How to Handle Charge-offs

A charge-off is an accounting term used for when a creditor writes off or charges-off a debt that they are unable to collect on. Creditors typically charge-off a debt if there is no payment on the account for more than 180 days.

A charge-off is an accounting procedure for tax purposes, used by the creditor, where an uncollected debt or charge-off is reported as a loss for the creditor. However, this does not mean the debt is forgiven.

Once a debt charges-off, the creditor usually will sell (typically for pennies on the dollar) or assign the debt to a collection agency to tempt the person into paying. Charge-offs will remain on your client’s credit report for 7 years.

Paying an old charge-off will not remove it from the credit report. Instead it will update the status to “paid charge-off” which is slightly better but still bad. The impact of paying off an old charge-off, can be devastating to a credit score.

It is much easier to get paid charge-off’s removed than unpaid charge-offs. There is no incentive for the creditor to fight the dispute, since they already have their money. So if you dispute the charge-off, on behalf of your client, with the credit bureau, the credit bureaus will send a verification request to the creditor. Most often the creditor will ignore the verification request.

Unpaid charge offs can be much harder to dispute and remove. Always try to dispute the charge-off with credit bureaus at first – often you can get the charge-off removed in the first round of dispute letters.

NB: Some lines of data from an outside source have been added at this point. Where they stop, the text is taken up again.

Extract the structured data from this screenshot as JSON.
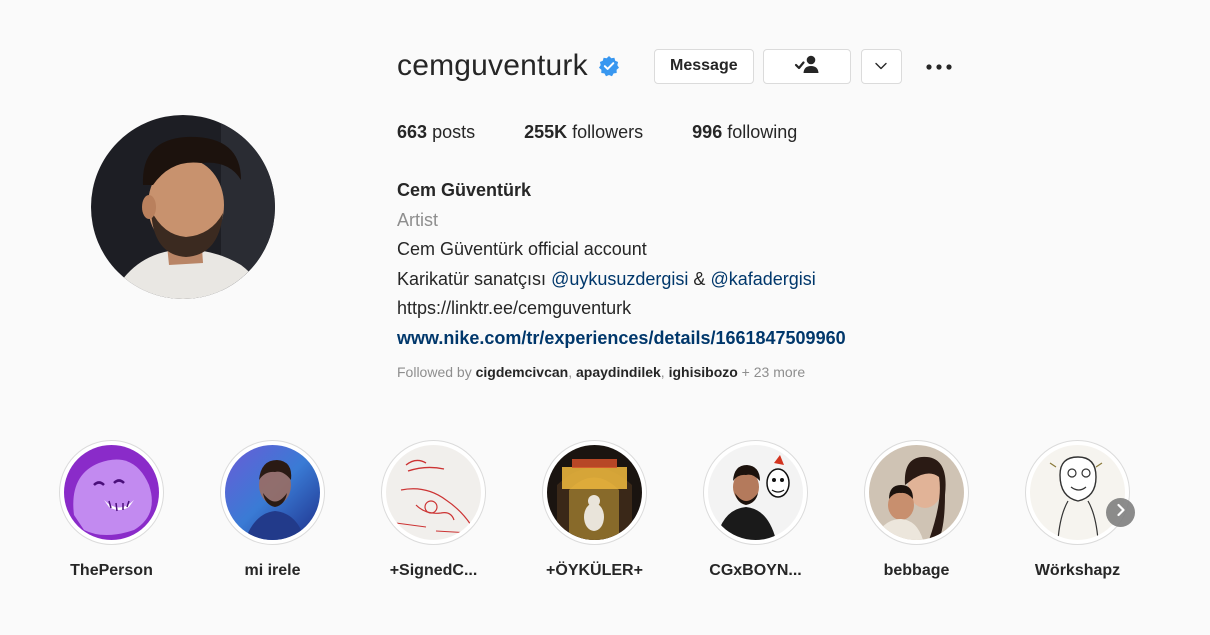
{
  "profile": {
    "username": "cemguventurk",
    "verified_icon": "verified-badge-icon",
    "message_label": "Message",
    "follow_icon": "following-check-icon",
    "chevron_icon": "chevron-down-icon",
    "more_icon": "more-options-icon"
  },
  "stats": {
    "posts_count": "663",
    "posts_label": "posts",
    "followers_count": "255K",
    "followers_label": "followers",
    "following_count": "996",
    "following_label": "following"
  },
  "bio": {
    "full_name": "Cem Güventürk",
    "category": "Artist",
    "line1": "Cem Güventürk official account",
    "line2_prefix": "Karikatür sanatçısı ",
    "mention1": "@uykusuzdergisi",
    "line2_join": " & ",
    "mention2": "@kafadergisi",
    "line3": "https://linktr.ee/cemguventurk",
    "website": "www.nike.com/tr/experiences/details/1661847509960"
  },
  "followed_by": {
    "prefix": "Followed by ",
    "user1": "cigdemcivcan",
    "user2": "apaydindilek",
    "user3": "ighisibozo",
    "suffix": " + 23 more"
  },
  "highlights": [
    {
      "label": "ThePerson"
    },
    {
      "label": "mi irele"
    },
    {
      "label": "+SignedC..."
    },
    {
      "label": "+ÖYKÜLER+"
    },
    {
      "label": "CGxBOYN..."
    },
    {
      "label": "bebbage"
    },
    {
      "label": "Wörkshapz"
    }
  ],
  "colors": {
    "accent_link": "#00376b",
    "verified_blue": "#3897f0",
    "muted_text": "#8e8e8e"
  }
}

However, it is possible for the creditor to ignore a verification request if the person still owed them money. Nevertheless, it is still worth a shot to dispute it and see what happens.

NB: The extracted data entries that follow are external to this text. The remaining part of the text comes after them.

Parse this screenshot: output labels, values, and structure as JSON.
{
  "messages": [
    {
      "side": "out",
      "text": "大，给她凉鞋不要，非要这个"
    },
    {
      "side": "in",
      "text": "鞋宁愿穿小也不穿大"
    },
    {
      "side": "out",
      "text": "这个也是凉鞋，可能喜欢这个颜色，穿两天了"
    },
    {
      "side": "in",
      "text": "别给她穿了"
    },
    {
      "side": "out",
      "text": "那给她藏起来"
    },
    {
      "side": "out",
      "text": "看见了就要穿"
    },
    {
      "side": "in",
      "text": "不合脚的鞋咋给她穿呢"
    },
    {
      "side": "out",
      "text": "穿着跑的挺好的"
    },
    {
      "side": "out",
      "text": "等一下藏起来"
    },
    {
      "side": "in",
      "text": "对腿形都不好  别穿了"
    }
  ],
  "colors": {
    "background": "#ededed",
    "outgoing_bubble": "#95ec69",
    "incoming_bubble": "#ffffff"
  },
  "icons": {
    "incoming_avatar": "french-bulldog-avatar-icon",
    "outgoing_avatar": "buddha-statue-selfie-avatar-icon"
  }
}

Another way to remove an unpaid charge-off, on behalf of your client, is to contact the original creditor and arrange a payment plan – in exchange for them removing the charge off once it is paid. The success rate of this strategy is hit or miss, but it won’t hurt to ask how it can be resolved or removed.

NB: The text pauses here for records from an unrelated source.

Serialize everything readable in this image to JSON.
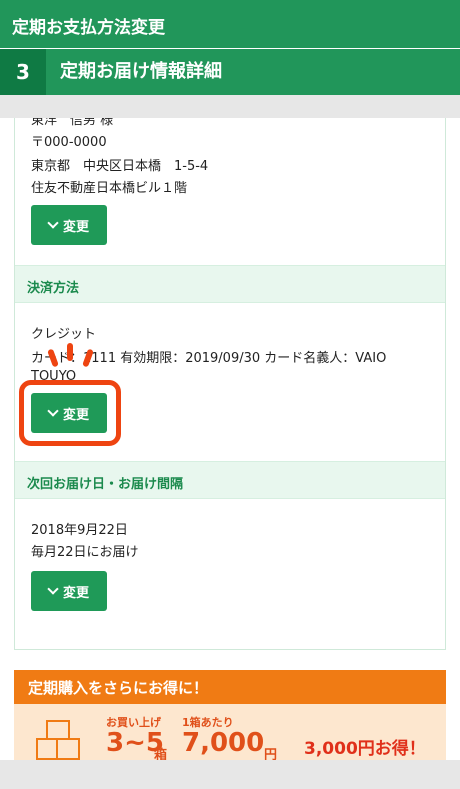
{
  "header": {
    "title": "定期お支払方法変更"
  },
  "step": {
    "number": "3",
    "title": "定期お届け情報詳細"
  },
  "address": {
    "name": "東洋　信男 様",
    "postal": "〒000-0000",
    "line1": "東京都　中央区日本橋　1-5-4",
    "line2": "住友不動産日本橋ビル１階"
  },
  "change_label": "変更",
  "payment": {
    "heading": "決済方法",
    "method": "クレジット",
    "card_line": "カード：1111 有効期限：2019/09/30 カード名義人：VAIO",
    "card_line2": "TOUYO"
  },
  "delivery": {
    "heading": "次回お届け日・お届け間隔",
    "date": "2018年9月22日",
    "interval": "毎月22日にお届け"
  },
  "promo": {
    "title": "定期購入をさらにお得に！",
    "label1": "お買い上げ",
    "count": "3~5",
    "unit": "箱",
    "label2": "1箱あたり",
    "price": "7,000",
    "yen": "円",
    "saving": "3,000円お得！"
  },
  "colors": {
    "green": "#21965a",
    "highlight": "#ee4411",
    "promo": "#f07b14"
  }
}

Depending on the creditor, this can be a great way to get an instant increase to a credit score and permanently remove a derogatory item.

Creditors and collection agencies are well aware of the ramifications negative items have when reporting on a credit report, they understand the benefit to a consumer if an item was deleted rather than being marked “Paid Derogatory.” Due to the obvious benefits, collection agencies will take advantage of this opportunity to create additional revenue.

A collection agency will often offer a settlement for 20-40% of the original balance as a typical agreement; however, a “PFD” (Pay for Deletion) settlement will come at a much higher cost.

Collection agencies will typically demand between 60-100% of the debt to negotiate deletion of an account. This is a major benefit for the collection agency because they have not incurred any additional costs for this type of negotiation. Your client benefits, as well, due to the collection account being quickly deleted!